La textura, los materiales utilizados, el esplendor del blanco, la monumentalidad de la obra, en la que la mujer apabullada por la carga, confieren una nueva belleza al entorno, un despliegue estético en la admiración del ambiente marino, de la reinvención urbana de la ciudad, sobre lo que antes era agua, ofrecen un acto de homenaje a la mujer, pero también una reflexión, sobre muchas de las aristas, que desde el punto de vista social, las asedian o martirizan.

En la senda derecha, cuando voy hacia Peñas Altas, otra mujer, ahora desnuda, la de las aspas en los senos, estilizada, con líneas que ofrecen la magnitud del cuerpo, la belleza de la mujer, mientras en la obertura del corazón, nace la capacidad de liberar, mover energía, el sentido de lo libre, lo inquieto, lo irredento.

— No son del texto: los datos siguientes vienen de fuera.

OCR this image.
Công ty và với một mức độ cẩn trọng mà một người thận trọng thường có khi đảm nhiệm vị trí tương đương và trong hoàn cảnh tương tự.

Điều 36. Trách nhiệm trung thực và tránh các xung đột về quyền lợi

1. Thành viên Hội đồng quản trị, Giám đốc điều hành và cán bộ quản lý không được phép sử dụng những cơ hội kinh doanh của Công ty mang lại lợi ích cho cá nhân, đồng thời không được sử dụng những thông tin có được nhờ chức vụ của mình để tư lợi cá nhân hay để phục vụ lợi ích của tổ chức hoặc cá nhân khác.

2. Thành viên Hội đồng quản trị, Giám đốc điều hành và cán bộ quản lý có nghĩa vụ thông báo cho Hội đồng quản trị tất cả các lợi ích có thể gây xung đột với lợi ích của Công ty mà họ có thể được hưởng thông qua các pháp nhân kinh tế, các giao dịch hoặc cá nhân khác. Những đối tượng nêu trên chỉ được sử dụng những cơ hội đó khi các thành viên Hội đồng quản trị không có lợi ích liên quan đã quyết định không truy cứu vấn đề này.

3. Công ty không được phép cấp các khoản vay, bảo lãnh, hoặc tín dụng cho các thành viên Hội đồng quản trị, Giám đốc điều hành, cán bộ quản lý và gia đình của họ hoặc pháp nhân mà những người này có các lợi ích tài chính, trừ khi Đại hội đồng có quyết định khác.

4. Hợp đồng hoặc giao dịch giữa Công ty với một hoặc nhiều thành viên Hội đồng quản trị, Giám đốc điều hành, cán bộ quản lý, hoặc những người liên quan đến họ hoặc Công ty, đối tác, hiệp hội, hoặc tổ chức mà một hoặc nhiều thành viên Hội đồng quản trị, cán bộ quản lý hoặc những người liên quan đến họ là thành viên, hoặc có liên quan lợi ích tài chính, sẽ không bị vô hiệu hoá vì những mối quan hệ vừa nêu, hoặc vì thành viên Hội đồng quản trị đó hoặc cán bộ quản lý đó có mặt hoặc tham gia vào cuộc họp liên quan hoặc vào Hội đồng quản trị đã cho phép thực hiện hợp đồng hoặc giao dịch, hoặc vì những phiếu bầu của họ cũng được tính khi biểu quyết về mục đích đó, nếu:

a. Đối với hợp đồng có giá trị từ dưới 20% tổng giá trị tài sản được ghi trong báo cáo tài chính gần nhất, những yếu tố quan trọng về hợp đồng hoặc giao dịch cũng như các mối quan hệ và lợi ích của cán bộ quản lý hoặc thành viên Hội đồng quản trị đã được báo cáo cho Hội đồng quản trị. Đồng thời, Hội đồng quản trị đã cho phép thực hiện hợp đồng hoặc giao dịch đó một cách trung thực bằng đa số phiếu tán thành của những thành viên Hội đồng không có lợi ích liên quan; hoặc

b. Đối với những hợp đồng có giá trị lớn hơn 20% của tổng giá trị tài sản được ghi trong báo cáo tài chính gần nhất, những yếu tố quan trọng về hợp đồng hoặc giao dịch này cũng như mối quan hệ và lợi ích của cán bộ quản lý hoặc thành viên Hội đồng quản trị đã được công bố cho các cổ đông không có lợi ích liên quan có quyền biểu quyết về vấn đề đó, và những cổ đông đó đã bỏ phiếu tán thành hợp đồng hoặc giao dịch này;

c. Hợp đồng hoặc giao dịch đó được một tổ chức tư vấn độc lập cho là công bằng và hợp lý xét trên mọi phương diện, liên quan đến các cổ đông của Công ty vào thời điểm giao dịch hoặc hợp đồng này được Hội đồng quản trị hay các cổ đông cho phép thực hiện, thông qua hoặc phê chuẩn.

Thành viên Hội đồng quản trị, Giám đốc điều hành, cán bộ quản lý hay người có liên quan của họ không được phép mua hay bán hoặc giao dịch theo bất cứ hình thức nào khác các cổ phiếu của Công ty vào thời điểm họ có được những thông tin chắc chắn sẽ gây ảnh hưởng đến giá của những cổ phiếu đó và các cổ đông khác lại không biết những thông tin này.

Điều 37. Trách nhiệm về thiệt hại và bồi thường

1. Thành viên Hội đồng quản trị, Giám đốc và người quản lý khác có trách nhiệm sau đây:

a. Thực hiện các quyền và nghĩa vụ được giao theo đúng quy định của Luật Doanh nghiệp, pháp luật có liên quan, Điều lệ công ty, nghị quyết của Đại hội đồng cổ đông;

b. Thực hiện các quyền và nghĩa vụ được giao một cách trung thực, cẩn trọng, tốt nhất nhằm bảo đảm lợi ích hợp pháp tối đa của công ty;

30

Ambas piezas, desde sus posiciones en el viaducto, consiguen dos miradas diferentes sobre la mujer, incluso sobre esencias contradictorias de la misma, según la significación del contexto y las visión – recepción del espectador.


La ciudad con estas piezas, se transforma, adquiere otra connotación. Es una lástima que muchas de estas piezas no se mantengan en el futuro, en el lugar donde fueron ubicadas, la de La silla, por el material utilizado madera, es efímera, pero las otras, especialmente las de las dos mujeres, es un regalo a la mirada de cada transeúnte, a la significación de Ríos Intermitentes, más allá de la fecha en que se realiza, y que la ciudad agradece, recibe, como un acto concreto de valorizar el sentido artístico de la Atenas de Cuba, de espacio en el que el arte, en este caso el visual, quizás, el que más llega a todos, como en este caso, irradia al que la visita; pero especialmente al que la vive, que se adentra, en ellas. (Por: Ulises Rodríguez Febles. Fotos: Ramsés Ruiz)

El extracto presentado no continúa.